French bionic vision company Pixium Vision has received approval to start a feasibility clinical study of its wireless subretinal implant, Prima, in patients with advanced dry age-related macular degeneration (dry-AMD).
The Prima implant is a micro photovoltaic chip just 2 mm in size and 30 microns thick. It is equipped with 378 electrodes and implanted under the retina via a minimally-invasive surgical procedure.
The implant converts pulsed near infrared invisible light signal received from the external glasses with an integrated mini-camera into electrical signals transmitted to the brain via the optic nerve.
The clinical study is designed to evaluate the tolerance of Prima and to demonstrate the evoked central visual perception among patients who have lost their sight due to atrophic advanced dry-AMD. The study is planned to recruit five patients with interim evaluation at a six-month follow-up and a longer term follow-up to 36 months. The study will be conducted at Fondation Ophtalmologique Rothschild and Hôpital des Quinze-Vingt in Paris.
“The approval of the clinical study is a significant advance for the Prima system, our next generation wireless subretinal implant system, as well as for Pixium Vision,” said Pixium CEO Khalid Ishaque.
“Conceived initially by the researchers at Stanford University, and successfully developed through to clinical stage by our team at Pixium Vision in close collaboration with numerous physicians and scientists, Prima enters an exciting phase of its development, with a first patient expected to be implanted before year end.
“With ageing population dynamics, advanced dry-AMD is a leading cause of irreversible vision loss with currently estimated over four million people without approved treatment option making it a significant unmet medical need.”
DryAMD is the most prevalent form of Age-related Macular Degeneration.

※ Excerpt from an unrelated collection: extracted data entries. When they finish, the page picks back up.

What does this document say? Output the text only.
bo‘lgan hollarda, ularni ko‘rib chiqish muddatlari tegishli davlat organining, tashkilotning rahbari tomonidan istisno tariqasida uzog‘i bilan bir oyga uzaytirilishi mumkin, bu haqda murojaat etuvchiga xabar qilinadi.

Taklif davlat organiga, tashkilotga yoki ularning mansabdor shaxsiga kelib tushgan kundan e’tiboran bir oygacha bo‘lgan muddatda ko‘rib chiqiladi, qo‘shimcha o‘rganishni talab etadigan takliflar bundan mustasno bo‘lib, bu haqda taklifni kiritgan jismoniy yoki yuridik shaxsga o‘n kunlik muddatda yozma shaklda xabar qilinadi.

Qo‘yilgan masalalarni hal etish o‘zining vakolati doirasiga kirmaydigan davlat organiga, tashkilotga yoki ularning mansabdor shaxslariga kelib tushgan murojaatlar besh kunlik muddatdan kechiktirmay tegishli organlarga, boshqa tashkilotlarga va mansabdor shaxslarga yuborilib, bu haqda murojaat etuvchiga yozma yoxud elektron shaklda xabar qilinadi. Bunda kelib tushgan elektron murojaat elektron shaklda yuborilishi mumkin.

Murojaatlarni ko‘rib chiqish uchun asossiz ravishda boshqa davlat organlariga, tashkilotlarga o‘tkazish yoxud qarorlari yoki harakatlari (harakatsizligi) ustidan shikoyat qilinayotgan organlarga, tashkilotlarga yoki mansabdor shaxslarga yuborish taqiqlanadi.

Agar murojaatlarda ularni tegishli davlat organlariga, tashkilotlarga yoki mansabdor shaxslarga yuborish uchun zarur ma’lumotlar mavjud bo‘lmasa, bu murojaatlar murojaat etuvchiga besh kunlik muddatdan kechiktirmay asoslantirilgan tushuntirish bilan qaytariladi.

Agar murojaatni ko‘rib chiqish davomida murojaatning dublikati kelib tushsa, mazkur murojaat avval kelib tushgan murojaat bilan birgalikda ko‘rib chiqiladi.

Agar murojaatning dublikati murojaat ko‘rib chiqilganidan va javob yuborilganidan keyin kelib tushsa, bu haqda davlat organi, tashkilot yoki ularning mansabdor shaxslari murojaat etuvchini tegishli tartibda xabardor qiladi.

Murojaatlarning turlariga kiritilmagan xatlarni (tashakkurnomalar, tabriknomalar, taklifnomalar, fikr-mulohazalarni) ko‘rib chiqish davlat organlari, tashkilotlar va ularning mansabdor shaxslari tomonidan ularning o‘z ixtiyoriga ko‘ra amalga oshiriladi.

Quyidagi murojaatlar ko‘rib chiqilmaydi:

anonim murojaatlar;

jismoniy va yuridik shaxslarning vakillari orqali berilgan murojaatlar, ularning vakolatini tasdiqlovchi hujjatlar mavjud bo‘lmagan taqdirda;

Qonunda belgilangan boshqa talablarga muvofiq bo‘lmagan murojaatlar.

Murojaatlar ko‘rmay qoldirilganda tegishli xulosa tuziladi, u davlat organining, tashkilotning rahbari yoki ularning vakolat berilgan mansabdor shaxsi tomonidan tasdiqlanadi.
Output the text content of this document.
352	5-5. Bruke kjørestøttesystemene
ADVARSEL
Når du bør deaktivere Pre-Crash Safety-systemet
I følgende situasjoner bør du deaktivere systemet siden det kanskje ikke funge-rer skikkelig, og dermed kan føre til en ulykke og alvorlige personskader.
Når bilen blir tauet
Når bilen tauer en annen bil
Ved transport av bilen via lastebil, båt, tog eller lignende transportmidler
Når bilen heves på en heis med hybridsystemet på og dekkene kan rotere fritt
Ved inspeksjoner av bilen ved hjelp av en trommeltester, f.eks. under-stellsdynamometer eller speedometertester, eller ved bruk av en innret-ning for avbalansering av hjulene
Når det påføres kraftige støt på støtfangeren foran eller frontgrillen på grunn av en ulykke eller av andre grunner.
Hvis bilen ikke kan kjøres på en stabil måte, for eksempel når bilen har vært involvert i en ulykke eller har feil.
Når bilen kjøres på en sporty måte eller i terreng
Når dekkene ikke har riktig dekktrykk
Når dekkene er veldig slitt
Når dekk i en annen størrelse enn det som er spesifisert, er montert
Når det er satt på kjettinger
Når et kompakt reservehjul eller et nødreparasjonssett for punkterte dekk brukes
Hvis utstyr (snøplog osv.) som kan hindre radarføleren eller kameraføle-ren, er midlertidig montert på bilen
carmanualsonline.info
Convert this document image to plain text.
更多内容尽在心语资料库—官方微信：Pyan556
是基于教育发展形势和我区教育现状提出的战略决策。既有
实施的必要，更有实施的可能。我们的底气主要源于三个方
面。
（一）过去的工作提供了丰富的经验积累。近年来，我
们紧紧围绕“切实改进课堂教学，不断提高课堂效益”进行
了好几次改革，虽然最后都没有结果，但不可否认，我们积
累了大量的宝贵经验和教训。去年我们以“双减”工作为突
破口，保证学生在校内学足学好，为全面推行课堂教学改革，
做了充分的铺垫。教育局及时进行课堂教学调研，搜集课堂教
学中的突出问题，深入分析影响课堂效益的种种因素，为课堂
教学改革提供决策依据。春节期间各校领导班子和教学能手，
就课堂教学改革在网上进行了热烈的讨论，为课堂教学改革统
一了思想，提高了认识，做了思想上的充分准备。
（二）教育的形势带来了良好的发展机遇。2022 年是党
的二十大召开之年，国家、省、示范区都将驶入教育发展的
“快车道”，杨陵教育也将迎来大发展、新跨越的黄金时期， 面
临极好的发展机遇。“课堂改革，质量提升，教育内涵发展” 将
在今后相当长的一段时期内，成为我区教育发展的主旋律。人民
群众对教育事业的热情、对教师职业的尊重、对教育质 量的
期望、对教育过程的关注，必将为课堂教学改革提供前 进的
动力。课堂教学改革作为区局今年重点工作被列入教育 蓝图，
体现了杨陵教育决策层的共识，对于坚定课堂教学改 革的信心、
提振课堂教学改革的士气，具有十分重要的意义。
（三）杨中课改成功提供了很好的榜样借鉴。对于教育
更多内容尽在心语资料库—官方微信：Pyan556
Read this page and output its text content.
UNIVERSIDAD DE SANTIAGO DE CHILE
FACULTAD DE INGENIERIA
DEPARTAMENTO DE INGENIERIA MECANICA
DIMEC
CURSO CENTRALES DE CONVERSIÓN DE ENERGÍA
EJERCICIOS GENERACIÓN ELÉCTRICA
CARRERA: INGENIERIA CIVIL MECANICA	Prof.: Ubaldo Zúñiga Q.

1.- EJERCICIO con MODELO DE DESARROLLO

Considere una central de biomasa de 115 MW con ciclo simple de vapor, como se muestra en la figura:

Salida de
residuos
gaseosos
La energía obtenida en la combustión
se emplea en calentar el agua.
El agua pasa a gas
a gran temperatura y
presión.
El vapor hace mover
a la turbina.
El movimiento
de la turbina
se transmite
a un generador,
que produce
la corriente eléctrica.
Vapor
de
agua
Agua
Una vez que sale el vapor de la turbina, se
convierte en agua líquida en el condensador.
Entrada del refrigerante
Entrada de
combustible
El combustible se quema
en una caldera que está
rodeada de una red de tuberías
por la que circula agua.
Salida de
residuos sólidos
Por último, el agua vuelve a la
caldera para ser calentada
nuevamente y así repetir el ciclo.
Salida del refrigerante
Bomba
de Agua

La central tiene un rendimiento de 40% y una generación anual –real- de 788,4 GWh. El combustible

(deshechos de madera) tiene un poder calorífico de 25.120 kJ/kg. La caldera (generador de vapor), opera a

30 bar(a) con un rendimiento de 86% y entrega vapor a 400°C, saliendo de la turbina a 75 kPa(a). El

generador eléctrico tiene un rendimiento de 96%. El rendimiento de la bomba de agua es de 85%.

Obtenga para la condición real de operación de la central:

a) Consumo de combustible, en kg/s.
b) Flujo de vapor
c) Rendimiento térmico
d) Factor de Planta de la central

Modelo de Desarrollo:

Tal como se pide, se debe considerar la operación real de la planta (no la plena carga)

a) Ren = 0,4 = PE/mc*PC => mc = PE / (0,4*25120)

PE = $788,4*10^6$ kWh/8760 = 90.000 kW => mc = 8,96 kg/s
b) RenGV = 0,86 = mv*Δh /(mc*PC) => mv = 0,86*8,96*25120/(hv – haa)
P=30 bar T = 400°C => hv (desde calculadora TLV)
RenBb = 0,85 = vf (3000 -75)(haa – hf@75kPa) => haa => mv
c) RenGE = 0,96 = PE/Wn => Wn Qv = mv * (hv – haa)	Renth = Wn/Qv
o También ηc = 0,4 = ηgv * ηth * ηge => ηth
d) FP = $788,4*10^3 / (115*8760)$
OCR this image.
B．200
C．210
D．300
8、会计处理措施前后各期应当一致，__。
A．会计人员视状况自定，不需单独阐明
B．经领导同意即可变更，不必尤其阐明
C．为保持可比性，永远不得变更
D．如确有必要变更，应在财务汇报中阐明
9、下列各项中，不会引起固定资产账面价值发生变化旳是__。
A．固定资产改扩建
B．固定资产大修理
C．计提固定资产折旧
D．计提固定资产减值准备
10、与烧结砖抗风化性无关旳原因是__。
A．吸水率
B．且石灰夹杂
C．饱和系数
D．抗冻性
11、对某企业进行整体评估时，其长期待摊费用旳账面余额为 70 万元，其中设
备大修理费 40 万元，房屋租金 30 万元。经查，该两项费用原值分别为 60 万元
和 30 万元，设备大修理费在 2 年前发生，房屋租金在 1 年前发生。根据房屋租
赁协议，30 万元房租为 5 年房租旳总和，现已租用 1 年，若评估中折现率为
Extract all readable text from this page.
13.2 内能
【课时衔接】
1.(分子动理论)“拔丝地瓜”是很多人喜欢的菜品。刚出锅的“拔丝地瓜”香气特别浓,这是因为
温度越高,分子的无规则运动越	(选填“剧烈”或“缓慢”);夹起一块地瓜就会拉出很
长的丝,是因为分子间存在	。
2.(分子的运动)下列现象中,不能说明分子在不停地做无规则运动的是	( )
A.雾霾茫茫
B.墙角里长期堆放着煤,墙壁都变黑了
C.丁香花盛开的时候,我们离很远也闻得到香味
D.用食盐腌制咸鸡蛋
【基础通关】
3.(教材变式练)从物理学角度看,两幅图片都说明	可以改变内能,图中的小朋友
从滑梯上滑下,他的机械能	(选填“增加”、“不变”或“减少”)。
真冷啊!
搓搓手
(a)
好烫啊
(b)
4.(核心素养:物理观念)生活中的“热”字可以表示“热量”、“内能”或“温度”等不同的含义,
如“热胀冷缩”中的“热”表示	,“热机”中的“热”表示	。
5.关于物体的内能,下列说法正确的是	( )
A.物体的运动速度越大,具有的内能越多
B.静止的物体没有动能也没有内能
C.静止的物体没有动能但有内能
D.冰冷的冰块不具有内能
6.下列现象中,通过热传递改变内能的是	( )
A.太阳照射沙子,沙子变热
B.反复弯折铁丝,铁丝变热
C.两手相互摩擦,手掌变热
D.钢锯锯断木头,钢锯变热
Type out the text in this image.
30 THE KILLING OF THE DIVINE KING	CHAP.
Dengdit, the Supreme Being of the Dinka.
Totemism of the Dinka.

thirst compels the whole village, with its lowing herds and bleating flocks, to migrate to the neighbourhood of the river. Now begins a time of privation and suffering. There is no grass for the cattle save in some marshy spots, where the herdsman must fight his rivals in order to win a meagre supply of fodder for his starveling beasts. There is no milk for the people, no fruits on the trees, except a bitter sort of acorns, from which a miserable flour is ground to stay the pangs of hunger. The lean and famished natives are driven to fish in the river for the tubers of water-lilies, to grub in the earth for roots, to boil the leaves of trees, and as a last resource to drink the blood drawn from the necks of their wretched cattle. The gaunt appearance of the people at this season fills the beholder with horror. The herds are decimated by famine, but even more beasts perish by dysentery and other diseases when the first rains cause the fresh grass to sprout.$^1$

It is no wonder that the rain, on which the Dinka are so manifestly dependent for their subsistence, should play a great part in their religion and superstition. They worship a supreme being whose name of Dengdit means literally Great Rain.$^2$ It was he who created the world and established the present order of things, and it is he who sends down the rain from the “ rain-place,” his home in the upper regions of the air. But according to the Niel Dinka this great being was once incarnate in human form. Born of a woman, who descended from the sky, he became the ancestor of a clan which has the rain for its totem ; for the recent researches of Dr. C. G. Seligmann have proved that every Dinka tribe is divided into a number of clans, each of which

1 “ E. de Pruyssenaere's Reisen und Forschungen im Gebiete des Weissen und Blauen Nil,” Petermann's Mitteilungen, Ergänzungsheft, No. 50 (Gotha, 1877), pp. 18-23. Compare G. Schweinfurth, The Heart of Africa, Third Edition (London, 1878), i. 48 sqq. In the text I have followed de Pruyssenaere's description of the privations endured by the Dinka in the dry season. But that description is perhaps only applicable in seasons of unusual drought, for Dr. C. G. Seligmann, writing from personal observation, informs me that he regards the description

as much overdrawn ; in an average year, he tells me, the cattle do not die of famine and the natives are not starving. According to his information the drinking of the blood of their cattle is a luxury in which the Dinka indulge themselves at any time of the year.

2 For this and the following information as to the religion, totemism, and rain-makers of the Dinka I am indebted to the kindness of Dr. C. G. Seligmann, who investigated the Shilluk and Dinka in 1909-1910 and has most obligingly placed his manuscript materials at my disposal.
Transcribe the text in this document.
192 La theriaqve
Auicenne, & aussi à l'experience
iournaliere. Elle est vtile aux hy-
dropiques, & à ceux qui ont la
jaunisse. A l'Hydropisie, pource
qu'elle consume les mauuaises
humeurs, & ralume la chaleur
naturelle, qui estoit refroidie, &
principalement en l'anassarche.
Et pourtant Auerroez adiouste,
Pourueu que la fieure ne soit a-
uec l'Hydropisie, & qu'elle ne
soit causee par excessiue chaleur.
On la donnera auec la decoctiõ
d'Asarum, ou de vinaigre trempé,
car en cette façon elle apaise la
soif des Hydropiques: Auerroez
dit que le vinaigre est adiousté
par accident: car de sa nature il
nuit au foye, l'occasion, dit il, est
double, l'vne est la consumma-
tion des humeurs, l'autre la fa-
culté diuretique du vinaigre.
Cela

Prima is also intended to be evaluated at a later stage for treatment of vision loss from Retinitis Pigmentosa.
Local competition
Bionic Vision Technologies (BVT) grew out of the Bionic Vision Australia project, a consortium of universities and research institutes, looking to develop prostheses to restore vision to the blind.
Like the Pixium technology, BVT uses a camera attached to a pair of glasses, an externally worn vision processing unit and an electrode array implanted behind the retina.
In April 2017, it announced it had raised $23.5 million and would soon be starting clinical trials.